One of the most anticipated job searches in public radio may be completed soon when if/when a new GM is hired at KALW, San Francisco [link]. i
The reason we say “if” is because the process has taken quite awhile despite the size of the candidate pool.
The opening became widely known when KALW purchased a “help wanted” ad [link] written by still-current GM Matt Martin. The title of Martin’s essay was Take My Job - Please!
Martin’s personal pitch was notable because he was unusually candid in his description of his job and why he had chosen to leave a place where he likes to work:
|KALW GM Matt Martin|
“I will start with this: Being General Manager of KALW is a big job. It’s challenging. It takes guts. For more than a decade, I’ve had a great time doing it.”
“I do believe there is huge potential and important work to be done at KALW, and I am confident there is someone who can embrace the work and help the station take its next step forward in a way I simply can’t.”
“We are licensed to the San Francisco Unified School District. Understandably, the school board is limited in the attention it can give KALW. So job #1 for the next leader of KALW will be to launch a 501(c)(3) “Friends” group. Not having made it happen is my greatest regret.”
When asked by Spark News whether the job was still open, Martin replied with a very short email message:
Not yet, but we are getting close!
So, the situation now is as clear as mud.
THE OPPORTUNITY VS. THE REALITY ON THE GROUND
Martin understates both the opportunity and reasons KALW lags far behind other stations in similar situations. KALW is a small station in a big market with total revenue in FY 2016 of $2.496 million. Members and underwriters provided 71% of the revenue, a sign of a very healthy station. CPB funds make up only 5% of the annual revenue. The School District provides in-kind support.
By contrast, crosstown KQED FM & TV report of $70 million in revenue during the same year.
KALW’s ratings are unusually small compared to other stations in the market, particularly KQED. On the left is a chart the compares the Nielsen ratings performance of both KALW and KQED from IN Fall 2014, 2016 and 2017 in three key metrics.
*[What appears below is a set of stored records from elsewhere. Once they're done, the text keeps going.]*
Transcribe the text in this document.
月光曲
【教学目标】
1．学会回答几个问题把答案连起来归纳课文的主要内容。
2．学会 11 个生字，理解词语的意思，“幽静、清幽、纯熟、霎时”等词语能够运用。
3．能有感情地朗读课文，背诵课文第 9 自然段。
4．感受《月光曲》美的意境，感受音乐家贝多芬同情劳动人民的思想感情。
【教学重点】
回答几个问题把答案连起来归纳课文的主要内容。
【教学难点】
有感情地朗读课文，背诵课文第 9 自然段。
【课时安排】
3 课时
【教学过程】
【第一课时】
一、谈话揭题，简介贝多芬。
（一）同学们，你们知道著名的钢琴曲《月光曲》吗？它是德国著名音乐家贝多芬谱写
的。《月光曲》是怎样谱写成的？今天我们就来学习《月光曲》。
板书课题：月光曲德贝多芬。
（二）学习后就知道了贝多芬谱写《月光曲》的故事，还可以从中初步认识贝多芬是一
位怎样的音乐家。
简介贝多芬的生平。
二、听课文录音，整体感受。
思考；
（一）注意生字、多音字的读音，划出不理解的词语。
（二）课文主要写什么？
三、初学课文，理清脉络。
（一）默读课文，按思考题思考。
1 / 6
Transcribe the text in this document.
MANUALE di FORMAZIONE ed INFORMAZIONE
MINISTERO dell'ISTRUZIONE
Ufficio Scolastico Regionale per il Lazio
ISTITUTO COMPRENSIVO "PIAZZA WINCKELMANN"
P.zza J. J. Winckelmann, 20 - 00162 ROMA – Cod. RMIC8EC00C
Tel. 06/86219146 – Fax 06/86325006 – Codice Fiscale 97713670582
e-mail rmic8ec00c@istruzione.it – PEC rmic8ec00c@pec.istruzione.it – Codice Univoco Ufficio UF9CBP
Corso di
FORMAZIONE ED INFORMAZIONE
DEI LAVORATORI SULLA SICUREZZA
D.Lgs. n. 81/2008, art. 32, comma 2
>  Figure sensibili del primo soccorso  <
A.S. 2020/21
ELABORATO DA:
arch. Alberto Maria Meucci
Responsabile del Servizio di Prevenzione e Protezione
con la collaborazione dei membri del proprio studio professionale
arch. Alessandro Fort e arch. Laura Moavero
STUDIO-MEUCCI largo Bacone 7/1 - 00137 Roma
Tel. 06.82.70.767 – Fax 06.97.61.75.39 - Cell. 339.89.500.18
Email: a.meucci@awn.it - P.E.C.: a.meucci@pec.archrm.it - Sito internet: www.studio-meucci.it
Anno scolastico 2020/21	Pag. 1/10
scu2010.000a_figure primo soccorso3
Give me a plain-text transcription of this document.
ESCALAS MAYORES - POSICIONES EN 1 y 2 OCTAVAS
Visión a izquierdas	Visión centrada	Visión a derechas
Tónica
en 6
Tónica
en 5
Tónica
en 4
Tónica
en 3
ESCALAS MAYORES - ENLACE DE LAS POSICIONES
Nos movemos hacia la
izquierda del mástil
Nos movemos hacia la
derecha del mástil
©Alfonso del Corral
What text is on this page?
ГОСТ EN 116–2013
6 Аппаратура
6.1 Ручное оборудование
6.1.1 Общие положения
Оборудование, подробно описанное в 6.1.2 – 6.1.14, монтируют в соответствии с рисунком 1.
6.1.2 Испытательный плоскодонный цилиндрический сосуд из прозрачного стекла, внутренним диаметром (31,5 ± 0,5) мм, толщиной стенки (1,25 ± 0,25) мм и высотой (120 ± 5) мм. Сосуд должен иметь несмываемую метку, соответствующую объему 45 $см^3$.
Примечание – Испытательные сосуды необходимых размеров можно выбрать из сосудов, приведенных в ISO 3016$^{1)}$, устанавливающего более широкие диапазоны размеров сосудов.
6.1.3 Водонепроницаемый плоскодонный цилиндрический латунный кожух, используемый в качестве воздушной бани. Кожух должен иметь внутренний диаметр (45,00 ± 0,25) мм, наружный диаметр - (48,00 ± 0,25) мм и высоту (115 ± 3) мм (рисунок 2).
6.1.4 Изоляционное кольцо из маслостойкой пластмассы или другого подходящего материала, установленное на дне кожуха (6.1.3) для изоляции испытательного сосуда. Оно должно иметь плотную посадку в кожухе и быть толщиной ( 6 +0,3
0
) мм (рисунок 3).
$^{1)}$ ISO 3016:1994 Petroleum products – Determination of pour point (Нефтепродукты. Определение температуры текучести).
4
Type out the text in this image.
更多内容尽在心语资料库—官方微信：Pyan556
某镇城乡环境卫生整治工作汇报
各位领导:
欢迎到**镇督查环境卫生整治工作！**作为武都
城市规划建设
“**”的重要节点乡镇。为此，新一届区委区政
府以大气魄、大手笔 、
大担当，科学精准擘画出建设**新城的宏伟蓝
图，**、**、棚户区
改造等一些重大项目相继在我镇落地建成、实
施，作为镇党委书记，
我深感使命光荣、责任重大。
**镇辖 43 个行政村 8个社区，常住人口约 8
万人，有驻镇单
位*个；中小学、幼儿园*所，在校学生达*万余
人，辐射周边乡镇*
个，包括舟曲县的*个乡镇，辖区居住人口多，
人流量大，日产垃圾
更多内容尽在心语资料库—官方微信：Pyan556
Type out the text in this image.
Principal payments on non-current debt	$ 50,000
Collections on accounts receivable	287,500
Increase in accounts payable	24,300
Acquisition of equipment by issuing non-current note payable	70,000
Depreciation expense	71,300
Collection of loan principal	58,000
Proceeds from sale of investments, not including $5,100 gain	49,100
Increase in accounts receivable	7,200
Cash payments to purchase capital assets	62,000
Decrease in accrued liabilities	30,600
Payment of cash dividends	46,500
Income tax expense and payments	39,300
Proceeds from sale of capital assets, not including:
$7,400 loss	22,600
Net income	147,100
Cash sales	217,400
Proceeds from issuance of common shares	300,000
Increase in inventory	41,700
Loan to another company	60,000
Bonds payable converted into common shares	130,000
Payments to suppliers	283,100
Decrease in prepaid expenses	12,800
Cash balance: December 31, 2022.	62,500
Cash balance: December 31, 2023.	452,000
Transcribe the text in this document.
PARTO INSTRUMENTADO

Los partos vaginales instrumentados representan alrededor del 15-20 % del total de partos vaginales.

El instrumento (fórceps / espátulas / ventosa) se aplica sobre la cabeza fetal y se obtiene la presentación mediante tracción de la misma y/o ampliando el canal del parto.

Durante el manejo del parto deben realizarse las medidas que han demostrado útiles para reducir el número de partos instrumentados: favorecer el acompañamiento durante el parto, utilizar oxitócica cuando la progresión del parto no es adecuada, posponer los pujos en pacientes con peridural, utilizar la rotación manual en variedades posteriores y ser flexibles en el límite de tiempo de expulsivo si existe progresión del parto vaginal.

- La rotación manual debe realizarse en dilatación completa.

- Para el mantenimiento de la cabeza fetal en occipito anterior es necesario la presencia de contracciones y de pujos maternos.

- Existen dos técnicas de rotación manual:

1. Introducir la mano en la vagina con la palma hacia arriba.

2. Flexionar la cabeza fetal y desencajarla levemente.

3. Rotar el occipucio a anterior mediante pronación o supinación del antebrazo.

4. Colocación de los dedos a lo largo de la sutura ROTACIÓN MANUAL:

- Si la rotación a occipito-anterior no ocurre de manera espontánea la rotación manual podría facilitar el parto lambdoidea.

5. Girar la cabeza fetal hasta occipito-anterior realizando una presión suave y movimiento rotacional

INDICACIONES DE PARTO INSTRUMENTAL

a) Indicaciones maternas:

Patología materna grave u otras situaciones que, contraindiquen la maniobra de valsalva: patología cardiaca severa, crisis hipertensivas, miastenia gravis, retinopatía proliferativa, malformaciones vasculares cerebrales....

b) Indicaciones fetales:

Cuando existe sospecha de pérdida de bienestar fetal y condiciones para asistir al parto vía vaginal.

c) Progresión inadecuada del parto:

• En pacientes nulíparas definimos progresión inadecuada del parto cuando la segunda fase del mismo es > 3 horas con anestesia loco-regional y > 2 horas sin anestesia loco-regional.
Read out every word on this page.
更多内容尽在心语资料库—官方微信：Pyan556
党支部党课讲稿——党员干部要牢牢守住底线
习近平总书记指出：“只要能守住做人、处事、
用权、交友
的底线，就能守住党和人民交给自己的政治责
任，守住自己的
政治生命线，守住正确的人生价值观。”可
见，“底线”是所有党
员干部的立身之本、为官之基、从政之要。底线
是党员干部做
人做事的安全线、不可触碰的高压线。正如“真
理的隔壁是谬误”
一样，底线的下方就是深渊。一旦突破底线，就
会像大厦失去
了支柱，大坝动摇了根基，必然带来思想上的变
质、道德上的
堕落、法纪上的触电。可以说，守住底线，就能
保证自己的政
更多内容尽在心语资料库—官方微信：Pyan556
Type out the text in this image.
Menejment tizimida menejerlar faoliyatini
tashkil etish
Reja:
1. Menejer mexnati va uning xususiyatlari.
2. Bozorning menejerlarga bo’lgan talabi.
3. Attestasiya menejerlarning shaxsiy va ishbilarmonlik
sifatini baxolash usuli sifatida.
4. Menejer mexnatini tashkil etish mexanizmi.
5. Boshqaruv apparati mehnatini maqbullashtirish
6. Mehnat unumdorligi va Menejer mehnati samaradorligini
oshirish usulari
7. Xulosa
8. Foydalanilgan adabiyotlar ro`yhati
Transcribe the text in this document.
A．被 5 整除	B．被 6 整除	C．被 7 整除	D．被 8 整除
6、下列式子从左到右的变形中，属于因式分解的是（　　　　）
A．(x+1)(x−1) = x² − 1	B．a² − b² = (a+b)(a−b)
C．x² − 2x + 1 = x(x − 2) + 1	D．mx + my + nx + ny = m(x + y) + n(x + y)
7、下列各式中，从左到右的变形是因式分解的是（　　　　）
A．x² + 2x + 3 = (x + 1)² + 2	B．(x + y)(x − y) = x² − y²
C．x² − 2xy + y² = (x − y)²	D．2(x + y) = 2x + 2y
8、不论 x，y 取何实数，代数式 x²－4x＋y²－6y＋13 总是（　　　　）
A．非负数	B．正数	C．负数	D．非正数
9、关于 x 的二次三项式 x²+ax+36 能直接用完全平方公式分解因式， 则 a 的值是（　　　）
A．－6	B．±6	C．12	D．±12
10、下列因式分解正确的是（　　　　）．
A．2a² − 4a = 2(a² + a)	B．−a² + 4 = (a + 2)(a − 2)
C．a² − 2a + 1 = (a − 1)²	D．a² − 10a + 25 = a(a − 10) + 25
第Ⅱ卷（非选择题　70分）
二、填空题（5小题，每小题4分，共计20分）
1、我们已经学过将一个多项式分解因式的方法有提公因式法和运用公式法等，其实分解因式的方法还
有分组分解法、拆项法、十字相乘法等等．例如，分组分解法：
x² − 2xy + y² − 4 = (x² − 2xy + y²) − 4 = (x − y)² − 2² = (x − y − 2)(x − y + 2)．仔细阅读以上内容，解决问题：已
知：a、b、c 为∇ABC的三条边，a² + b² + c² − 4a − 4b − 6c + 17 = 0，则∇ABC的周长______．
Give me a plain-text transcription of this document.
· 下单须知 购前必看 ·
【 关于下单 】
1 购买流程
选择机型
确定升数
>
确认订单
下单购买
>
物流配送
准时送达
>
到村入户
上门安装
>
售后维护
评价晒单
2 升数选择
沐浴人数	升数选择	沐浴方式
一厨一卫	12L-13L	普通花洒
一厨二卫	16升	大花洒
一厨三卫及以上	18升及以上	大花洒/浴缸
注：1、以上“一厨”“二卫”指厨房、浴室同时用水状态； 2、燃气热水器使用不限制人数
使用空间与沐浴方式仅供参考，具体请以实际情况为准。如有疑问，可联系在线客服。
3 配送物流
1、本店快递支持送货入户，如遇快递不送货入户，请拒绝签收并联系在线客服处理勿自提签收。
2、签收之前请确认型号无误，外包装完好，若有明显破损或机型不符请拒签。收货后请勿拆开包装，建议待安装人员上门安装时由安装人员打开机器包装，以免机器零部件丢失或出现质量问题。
KQED often has the largest number of estimated weekly listeners of any NPR News/Talk station in the country. KQED’s Cume Rating, a measure of market penetration, was an amazing 12.4% in Fall 2017. I call this metric “the community importance factor." KQED is a very, very important factor in San Francisco.
KALW is a much less of an important factor. Their cume rating of 1.6 shows that KALW is “forgettable media” to most of the people in the Bay area. Both stations have huge coverage areas, so that is not the problem.
To me, KALW’s insignificance is due the fact that the people there now like it this way,
There are very talented folks working at KALW but the station – as a whole – seems to be locked in a sleepy status quo. Changing this corporate culture will be a big challenge for the new GM because it is deeply ingrained at KALW.
Yes, there are substantial opportunities for KALW. Hypothetically, KALW could compete with KQED the way WGBH has challenging WBUR. Dual formats are another possibility -- look at the success KCRW has in Los Angeles and KNKX has in Seattle.
Moving forward, will KALW continue the sleepy status quo or will it find the guts to be great.